Posted By on Sat, Sep 28, 2013 at 11:00 AM

Big Ed Beckley has almost $1 million that says hell jump the Snake River Canyon.
  • "Big Ed" Beckley has almost $1 million that says he'll jump the Snake River Canyon.

In 1974 iconic daredevil Evel Knievel tried—and failed—to jump the Snake River Canyon near Twin Falls. Now, nearly 40 years later, "Big Ed" Beckley, of Texas, is putting his (sizable) amount of money where his mouth is with a new attempt to succeed where Knievel failed.

Beckley bid $943,000 to the Idaho Department of Lands to secure a two-year lease on a block of more than 1,100 acres of state endowment trust land on the north side of the canyon, where a landing site for his jump attempt will be located.

The winning bid, announced by land managers on Sept. 27, beat out five other contenders.
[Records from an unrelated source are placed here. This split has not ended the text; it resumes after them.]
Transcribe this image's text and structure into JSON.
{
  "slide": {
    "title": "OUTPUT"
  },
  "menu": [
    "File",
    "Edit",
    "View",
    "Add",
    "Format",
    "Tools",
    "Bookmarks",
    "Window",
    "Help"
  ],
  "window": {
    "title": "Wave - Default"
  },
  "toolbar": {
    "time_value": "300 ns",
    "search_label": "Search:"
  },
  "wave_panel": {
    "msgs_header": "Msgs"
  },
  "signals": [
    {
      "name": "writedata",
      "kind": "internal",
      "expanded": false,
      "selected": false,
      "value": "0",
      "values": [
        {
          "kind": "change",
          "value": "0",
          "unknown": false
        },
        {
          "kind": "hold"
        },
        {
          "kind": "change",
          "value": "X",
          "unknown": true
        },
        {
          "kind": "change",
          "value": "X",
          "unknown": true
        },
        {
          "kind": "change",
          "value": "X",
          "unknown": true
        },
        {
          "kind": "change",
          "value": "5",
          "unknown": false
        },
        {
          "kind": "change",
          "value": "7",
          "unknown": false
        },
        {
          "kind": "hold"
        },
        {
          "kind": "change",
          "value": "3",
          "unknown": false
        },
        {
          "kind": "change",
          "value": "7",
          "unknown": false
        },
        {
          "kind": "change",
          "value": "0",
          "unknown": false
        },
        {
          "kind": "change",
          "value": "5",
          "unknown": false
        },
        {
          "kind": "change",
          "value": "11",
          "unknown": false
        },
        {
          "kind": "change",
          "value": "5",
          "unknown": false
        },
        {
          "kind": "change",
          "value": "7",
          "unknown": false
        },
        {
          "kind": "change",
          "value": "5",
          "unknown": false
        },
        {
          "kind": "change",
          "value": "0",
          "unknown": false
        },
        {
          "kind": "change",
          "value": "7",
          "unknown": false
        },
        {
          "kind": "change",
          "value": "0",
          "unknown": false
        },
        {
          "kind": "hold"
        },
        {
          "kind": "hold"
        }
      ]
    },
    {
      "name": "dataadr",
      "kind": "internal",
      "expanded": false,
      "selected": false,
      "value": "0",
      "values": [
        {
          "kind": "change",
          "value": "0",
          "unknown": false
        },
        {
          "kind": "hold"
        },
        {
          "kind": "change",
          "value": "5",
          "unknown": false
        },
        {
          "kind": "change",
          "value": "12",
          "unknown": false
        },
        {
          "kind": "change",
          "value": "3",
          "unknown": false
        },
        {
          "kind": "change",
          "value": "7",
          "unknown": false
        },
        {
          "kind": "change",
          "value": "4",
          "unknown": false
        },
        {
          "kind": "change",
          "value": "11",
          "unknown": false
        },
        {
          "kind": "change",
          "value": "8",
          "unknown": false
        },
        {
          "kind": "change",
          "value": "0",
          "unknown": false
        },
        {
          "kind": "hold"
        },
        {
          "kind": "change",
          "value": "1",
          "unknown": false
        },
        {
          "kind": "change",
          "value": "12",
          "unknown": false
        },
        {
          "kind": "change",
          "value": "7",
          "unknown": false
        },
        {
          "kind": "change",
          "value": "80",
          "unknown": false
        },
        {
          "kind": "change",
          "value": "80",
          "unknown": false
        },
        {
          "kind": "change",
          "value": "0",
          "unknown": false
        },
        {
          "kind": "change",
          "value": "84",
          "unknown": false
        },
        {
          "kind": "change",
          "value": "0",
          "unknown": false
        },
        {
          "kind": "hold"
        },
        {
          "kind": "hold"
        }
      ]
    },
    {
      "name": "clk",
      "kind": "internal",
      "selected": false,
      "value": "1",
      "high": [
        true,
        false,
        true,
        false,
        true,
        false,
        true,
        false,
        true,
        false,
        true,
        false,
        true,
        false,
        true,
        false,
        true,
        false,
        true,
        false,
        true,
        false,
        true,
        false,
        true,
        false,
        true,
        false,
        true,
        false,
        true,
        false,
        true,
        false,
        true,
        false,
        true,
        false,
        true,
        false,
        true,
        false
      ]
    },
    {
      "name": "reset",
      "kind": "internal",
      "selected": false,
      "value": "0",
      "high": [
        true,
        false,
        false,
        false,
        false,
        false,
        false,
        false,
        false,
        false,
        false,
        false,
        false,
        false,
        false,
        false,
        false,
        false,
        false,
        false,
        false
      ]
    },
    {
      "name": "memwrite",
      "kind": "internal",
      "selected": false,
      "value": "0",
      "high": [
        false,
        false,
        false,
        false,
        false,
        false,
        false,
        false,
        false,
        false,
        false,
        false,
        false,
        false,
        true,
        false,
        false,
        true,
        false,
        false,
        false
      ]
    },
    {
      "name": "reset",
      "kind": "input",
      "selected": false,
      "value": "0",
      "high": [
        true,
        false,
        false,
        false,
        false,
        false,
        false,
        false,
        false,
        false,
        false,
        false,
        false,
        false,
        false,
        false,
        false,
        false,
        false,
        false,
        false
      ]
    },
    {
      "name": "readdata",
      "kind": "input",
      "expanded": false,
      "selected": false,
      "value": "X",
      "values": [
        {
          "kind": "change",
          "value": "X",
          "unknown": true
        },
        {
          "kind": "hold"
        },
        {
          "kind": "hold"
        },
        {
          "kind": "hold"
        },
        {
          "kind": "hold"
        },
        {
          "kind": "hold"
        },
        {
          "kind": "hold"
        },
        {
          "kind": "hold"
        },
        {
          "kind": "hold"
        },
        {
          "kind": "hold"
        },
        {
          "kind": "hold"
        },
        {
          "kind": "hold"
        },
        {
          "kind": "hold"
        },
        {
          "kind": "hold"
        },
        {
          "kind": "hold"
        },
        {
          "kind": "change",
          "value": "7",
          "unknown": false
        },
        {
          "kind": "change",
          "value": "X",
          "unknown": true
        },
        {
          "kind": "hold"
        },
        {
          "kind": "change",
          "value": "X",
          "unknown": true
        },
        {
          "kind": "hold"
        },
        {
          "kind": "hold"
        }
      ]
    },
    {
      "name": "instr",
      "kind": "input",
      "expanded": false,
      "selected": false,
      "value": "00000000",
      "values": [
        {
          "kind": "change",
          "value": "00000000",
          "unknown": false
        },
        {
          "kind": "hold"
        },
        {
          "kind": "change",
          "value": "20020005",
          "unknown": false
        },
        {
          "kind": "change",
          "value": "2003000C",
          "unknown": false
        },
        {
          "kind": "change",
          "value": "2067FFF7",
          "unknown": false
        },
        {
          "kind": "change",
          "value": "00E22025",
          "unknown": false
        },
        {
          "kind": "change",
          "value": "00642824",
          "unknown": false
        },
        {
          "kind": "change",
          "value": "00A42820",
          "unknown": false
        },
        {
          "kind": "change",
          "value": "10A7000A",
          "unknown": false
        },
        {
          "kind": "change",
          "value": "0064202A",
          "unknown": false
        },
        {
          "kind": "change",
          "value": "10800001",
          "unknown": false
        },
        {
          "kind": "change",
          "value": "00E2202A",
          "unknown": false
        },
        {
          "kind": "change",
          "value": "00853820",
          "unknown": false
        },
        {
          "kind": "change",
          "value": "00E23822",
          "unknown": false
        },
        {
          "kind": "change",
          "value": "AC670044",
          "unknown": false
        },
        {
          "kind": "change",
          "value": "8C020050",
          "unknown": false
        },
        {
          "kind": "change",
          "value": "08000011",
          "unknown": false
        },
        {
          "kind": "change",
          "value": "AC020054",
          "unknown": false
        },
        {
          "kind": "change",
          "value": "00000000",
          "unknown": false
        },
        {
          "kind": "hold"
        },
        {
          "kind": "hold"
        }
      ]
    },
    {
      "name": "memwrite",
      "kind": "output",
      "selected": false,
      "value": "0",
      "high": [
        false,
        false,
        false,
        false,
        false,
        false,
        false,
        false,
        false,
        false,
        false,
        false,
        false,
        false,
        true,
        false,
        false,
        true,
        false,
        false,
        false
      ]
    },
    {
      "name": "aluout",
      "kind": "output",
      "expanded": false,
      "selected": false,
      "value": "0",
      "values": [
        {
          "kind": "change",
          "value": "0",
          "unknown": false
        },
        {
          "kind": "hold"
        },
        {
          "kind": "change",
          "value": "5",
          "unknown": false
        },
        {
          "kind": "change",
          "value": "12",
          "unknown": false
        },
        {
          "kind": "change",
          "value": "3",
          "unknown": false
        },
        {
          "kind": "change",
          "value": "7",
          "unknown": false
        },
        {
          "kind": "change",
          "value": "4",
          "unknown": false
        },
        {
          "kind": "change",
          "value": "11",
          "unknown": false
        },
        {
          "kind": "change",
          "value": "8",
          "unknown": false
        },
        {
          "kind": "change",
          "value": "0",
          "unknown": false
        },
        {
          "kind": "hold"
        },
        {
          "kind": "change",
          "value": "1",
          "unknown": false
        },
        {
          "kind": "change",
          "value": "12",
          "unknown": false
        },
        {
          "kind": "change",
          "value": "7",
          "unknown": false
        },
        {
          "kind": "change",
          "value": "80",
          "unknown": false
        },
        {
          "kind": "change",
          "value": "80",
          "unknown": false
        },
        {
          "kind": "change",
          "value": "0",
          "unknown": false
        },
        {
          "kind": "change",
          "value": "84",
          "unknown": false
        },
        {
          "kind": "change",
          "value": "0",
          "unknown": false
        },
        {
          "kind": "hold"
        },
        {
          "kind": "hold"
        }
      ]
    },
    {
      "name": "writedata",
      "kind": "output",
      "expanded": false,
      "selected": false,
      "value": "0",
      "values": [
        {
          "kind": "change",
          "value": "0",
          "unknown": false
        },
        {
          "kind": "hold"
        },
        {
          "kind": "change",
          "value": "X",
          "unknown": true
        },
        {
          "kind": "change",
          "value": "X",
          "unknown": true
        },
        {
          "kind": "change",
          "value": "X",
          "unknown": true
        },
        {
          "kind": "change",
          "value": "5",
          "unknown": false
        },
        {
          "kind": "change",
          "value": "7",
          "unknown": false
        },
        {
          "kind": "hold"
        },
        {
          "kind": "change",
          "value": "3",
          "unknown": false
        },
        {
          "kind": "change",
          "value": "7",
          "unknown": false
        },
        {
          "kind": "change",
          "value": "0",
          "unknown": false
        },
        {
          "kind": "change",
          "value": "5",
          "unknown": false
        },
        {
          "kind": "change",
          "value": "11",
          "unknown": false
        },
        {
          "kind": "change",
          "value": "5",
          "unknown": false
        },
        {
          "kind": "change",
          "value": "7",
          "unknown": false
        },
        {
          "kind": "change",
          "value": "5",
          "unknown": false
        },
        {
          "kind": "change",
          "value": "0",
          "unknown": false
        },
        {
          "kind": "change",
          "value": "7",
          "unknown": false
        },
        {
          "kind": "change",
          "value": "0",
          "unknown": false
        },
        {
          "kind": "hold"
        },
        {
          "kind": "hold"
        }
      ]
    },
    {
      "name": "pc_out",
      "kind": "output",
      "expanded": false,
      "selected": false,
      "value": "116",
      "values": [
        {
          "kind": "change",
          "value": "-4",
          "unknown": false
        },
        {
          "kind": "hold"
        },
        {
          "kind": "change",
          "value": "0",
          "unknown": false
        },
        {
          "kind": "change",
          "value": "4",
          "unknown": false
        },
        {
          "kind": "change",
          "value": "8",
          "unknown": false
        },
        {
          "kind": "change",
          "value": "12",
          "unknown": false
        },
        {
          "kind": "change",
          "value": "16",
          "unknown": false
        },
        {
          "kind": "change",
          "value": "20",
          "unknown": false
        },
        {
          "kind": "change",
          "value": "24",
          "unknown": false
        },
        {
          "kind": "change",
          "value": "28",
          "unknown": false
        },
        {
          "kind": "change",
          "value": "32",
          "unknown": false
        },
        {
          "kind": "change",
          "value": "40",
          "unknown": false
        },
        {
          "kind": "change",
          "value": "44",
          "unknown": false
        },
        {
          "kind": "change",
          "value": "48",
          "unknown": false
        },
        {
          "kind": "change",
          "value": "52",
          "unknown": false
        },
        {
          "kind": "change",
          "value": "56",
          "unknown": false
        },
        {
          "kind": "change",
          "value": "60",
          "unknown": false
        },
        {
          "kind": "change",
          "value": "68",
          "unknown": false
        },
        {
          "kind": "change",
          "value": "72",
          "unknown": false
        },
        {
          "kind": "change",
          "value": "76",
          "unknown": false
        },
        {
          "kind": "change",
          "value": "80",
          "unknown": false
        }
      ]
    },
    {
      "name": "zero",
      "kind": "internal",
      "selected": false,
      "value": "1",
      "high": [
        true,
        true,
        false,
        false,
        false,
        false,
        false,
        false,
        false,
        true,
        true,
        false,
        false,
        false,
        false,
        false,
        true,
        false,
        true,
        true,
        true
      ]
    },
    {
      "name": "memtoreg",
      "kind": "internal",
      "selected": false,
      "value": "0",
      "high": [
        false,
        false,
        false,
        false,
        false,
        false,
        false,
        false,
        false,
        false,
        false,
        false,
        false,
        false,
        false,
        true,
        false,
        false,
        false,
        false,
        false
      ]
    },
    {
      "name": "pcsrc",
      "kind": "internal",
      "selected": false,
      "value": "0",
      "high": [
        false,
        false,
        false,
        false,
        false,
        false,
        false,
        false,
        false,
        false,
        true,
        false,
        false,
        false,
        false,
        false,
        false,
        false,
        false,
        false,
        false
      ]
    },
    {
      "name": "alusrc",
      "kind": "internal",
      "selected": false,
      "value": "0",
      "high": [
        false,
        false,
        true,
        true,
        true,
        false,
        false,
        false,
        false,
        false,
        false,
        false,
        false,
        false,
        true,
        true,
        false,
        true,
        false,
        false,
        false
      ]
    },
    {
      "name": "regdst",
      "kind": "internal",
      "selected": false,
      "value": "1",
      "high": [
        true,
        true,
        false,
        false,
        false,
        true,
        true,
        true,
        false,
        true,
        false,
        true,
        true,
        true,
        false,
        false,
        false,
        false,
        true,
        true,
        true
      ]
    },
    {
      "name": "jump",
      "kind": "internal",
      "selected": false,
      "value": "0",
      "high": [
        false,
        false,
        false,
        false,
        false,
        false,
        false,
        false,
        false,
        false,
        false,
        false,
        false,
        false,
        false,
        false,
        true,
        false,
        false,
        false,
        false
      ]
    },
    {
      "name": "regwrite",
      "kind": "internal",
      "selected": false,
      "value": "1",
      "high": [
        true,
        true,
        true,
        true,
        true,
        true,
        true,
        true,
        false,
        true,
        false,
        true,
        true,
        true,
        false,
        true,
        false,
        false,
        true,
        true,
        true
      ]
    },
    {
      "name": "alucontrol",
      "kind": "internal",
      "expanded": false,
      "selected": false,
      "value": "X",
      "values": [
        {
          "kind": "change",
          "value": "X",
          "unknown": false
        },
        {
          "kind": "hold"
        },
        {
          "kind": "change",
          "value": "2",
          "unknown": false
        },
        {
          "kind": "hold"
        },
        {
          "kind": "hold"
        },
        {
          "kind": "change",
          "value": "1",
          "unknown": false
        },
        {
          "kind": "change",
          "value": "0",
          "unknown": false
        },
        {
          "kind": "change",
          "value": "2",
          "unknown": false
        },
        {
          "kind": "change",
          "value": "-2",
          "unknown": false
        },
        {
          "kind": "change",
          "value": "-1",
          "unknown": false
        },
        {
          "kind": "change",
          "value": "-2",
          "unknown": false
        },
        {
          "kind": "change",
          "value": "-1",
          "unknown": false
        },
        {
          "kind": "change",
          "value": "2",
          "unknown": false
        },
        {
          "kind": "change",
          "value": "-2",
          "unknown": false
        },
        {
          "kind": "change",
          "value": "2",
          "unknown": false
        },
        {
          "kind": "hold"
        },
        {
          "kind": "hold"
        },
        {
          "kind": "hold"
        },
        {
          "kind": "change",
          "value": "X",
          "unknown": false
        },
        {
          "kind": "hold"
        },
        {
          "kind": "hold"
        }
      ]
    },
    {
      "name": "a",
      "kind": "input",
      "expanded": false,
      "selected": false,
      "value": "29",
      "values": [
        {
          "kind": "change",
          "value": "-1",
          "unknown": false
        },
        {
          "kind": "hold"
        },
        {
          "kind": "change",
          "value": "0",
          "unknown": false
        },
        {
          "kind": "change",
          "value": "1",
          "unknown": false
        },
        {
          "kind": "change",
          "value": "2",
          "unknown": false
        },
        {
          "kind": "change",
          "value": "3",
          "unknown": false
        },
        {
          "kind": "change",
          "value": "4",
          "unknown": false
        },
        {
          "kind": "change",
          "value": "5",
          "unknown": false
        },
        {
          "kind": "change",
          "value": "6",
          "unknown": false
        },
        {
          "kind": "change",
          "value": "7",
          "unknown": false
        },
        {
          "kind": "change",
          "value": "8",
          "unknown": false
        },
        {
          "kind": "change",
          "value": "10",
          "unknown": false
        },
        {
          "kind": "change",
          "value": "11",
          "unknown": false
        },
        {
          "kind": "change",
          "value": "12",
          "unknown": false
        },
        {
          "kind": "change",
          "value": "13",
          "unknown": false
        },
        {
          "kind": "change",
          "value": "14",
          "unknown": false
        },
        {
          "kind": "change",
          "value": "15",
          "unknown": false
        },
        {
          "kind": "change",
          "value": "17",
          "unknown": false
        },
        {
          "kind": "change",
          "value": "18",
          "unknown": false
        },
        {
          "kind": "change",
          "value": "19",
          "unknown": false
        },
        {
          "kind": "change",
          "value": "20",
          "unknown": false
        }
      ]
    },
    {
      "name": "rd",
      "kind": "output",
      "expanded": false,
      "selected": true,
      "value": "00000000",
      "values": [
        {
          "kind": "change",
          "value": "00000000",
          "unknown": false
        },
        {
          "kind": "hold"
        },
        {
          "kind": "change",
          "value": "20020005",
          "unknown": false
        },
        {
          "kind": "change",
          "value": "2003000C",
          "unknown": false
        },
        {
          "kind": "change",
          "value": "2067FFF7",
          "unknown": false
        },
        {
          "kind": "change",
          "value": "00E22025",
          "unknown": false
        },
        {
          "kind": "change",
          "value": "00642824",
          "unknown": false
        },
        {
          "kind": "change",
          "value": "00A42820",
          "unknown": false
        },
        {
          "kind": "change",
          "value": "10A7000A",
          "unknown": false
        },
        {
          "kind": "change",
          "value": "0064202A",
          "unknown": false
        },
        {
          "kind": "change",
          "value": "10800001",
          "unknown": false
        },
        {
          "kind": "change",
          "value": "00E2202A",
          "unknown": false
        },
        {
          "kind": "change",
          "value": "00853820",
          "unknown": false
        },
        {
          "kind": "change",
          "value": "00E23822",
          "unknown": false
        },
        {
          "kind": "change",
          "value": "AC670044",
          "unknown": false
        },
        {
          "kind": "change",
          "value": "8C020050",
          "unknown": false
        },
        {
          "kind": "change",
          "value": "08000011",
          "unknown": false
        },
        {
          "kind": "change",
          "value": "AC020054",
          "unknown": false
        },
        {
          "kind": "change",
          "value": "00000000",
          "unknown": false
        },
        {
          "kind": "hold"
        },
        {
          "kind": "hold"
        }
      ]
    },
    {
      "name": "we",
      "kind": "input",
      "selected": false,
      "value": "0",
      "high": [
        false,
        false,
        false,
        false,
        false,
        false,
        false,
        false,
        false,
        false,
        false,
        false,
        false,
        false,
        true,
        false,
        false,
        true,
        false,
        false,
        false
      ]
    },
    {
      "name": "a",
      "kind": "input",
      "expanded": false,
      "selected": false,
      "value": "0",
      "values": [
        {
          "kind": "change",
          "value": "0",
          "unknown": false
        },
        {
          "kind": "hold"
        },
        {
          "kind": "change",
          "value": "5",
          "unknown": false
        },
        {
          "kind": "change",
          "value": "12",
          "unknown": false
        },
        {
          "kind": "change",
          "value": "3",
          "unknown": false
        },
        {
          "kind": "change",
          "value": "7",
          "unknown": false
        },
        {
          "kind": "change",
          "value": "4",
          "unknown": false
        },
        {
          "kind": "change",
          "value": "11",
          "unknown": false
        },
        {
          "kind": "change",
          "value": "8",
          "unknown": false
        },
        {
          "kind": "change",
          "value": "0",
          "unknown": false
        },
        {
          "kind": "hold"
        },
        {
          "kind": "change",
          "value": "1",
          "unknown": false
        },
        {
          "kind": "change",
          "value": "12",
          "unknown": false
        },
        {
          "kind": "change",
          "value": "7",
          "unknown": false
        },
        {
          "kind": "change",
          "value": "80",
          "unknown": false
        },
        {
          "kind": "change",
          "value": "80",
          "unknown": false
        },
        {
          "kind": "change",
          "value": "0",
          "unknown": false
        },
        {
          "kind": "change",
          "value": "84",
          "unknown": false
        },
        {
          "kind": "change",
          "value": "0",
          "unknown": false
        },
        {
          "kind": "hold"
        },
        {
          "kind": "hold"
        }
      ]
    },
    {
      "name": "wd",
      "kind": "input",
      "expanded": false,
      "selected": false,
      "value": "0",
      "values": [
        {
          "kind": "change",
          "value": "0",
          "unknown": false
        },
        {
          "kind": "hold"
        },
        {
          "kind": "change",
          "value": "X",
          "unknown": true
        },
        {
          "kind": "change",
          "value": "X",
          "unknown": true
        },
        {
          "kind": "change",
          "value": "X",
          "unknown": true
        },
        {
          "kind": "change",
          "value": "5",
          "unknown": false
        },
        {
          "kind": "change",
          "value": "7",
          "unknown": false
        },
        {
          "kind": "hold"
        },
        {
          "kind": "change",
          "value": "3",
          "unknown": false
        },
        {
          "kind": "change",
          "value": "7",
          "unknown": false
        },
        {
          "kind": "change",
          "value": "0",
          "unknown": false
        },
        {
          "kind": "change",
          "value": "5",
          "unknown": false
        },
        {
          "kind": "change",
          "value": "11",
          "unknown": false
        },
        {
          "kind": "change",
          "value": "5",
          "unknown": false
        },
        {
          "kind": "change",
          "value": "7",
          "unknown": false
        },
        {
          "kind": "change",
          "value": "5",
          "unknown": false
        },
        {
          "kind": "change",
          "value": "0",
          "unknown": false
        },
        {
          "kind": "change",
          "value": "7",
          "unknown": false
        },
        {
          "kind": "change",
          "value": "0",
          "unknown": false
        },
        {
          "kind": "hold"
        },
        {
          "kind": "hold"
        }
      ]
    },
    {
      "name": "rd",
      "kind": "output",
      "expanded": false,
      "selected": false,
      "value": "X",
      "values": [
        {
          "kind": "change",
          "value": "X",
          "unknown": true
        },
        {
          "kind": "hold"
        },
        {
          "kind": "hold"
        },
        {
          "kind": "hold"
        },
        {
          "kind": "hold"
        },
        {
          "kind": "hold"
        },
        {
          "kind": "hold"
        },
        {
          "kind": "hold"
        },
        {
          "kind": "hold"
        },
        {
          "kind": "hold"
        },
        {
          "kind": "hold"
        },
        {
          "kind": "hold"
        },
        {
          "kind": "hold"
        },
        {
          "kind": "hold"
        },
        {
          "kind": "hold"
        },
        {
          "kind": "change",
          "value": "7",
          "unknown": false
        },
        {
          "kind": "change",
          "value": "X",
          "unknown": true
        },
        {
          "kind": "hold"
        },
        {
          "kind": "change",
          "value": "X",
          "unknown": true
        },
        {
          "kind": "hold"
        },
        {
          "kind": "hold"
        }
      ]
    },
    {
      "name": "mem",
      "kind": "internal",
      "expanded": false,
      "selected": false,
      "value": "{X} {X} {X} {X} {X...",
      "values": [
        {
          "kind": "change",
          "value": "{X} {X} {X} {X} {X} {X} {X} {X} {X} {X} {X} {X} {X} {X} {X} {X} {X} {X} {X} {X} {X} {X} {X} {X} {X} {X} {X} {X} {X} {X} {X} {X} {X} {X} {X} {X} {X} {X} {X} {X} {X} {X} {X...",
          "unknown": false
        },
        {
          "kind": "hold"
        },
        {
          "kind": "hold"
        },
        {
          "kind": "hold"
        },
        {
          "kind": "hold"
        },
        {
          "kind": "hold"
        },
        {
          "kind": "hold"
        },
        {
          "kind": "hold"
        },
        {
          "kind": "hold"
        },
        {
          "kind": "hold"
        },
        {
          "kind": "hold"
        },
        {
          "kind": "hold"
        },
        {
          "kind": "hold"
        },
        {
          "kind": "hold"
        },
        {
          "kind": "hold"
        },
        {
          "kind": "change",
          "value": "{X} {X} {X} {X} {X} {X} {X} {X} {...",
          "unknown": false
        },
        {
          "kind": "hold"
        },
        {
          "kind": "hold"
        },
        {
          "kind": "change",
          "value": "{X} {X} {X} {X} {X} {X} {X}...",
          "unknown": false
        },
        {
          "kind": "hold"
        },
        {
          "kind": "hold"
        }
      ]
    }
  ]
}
The money from the lease will benefit public schools.

Beckley, owner of Beckley Media, is a longtime motorcycle jumper famous not only for his feats (he beat a Knievel distance jumping record in 1974) but his size—weighing in at just under 300 pounds, Beckley, 62, is billed as the "world's largest motorcycle jumper."

Other applicants included Illinois-based REO Development Group; Ping Pong Productions Inc., of Los Angeles; Adrenaline Nation, of Perris, Calif.; and Twin Falls-based Omega Point Productions, owned by two brothers whose father built the steam rocket that Knievel used in his failed 1974 attempt to jump the canyon. All five competed for rights to use the land—owned by the state endowment trust—in a live oral auction in Boise on Sept. 27.